Your gut and your lungs are more connected than most people realize. A healthy gut microbiome produces short-chain fatty acids, particularly acetate, that travel through the bloodstream and help arm immune cells in the lungs against viral infections. When gut bacteria are disrupted (by poor diet, antibiotics, or the infection itself), alveolar macrophages in the lungs become less effective at killing bacteria, raising the risk of secondary infections on top of your cold.

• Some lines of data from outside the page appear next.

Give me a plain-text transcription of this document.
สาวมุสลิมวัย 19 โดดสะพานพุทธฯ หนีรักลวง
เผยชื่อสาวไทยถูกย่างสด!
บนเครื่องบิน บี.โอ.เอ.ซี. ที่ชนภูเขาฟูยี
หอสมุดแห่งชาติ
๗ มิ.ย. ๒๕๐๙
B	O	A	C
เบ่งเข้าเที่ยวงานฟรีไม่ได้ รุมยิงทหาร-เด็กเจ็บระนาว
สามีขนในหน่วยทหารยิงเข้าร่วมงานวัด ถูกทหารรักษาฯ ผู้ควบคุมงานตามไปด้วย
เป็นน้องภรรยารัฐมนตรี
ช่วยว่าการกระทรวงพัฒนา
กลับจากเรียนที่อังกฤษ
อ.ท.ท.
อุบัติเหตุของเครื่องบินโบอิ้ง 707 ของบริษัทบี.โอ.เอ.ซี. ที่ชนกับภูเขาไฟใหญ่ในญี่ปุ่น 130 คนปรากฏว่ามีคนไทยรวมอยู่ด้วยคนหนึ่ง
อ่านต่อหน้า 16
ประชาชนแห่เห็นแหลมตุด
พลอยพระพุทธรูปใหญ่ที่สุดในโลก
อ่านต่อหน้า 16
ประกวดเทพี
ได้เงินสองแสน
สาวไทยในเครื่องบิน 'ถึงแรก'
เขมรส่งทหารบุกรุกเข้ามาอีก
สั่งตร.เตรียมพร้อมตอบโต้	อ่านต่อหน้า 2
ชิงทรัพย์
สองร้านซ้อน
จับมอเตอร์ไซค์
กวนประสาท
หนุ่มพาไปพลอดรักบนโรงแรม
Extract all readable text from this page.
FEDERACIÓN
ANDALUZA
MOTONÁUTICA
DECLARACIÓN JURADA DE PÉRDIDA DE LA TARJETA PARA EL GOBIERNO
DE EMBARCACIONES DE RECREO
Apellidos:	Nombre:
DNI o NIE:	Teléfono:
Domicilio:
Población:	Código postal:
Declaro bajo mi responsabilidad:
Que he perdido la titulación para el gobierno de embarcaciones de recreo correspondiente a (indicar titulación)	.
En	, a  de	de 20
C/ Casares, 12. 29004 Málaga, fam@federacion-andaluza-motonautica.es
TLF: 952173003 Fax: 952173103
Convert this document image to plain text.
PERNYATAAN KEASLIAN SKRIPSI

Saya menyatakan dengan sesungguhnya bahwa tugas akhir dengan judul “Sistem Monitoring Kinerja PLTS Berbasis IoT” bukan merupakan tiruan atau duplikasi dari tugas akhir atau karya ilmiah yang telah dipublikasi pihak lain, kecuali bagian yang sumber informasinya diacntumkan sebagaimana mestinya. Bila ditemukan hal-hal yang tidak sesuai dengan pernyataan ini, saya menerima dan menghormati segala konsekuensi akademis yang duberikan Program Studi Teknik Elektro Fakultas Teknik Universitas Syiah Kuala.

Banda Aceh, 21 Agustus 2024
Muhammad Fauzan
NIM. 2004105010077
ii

Fermented foods like yogurt, kefir, sauerkraut, kimchi, and miso help maintain gut microbial diversity. Eating them regularly during a cold supports the gut-lung connection and may shorten the duration of respiratory symptoms. Choose yogurt with live active cultures and minimal added sugar, since sugar can feed less helpful bacteria.

Foods Worth Limiting

The old advice to avoid dairy when you’re congested is partly right, though not for the reason most people think. Drinking milk doesn’t trigger an allergic response that produces mucus. However, a protein fragment called beta-casomorphin-7, released during the digestion of certain types of cow’s milk (known as A1 milk), stimulates mucus-producing glands in both the gut and potentially the respiratory tract. If milk or ice cream seems to make your congestion feel worse, it’s reasonable to cut back while you’re sick. Some people notice no difference at all.

Beyond dairy, limit sugary drinks and processed foods. They provide little nutritional support and can promote inflammation. Alcohol dehydrates you and disrupts sleep, both of which slow recovery. Coffee in moderation is fine, but it shouldn’t replace water or tea as your primary fluid.

A Simple Day of Eating While Sick

  • Morning: Warm water with honey and grated ginger. Yogurt with berries and a sliced kiwi.
  • Midday: Chicken soup loaded with garlic, onions, and vegetables. A glass of orange juice or warm broth on the side.
  • Afternoon: Herbal tea with honey. An apple or a handful of strawberries.
  • Evening: A simple stir-fry or curry with garlic, ginger, and a pinch of cayenne over rice. Steamed broccoli or bell peppers on the side.
  • Before bed: A spoonful of honey in warm water or chamomile tea to calm nighttime coughing.

You don’t need to follow this exactly. The core principles are simple: stay hydrated with warm fluids, eat fruits and vegetables at every meal, use ginger and garlic liberally, reach for honey when your cough flares, and don’t force yourself to eat large meals if your appetite is low. Small, nutrient-dense portions spread through the day will do more for your recovery than three full plates.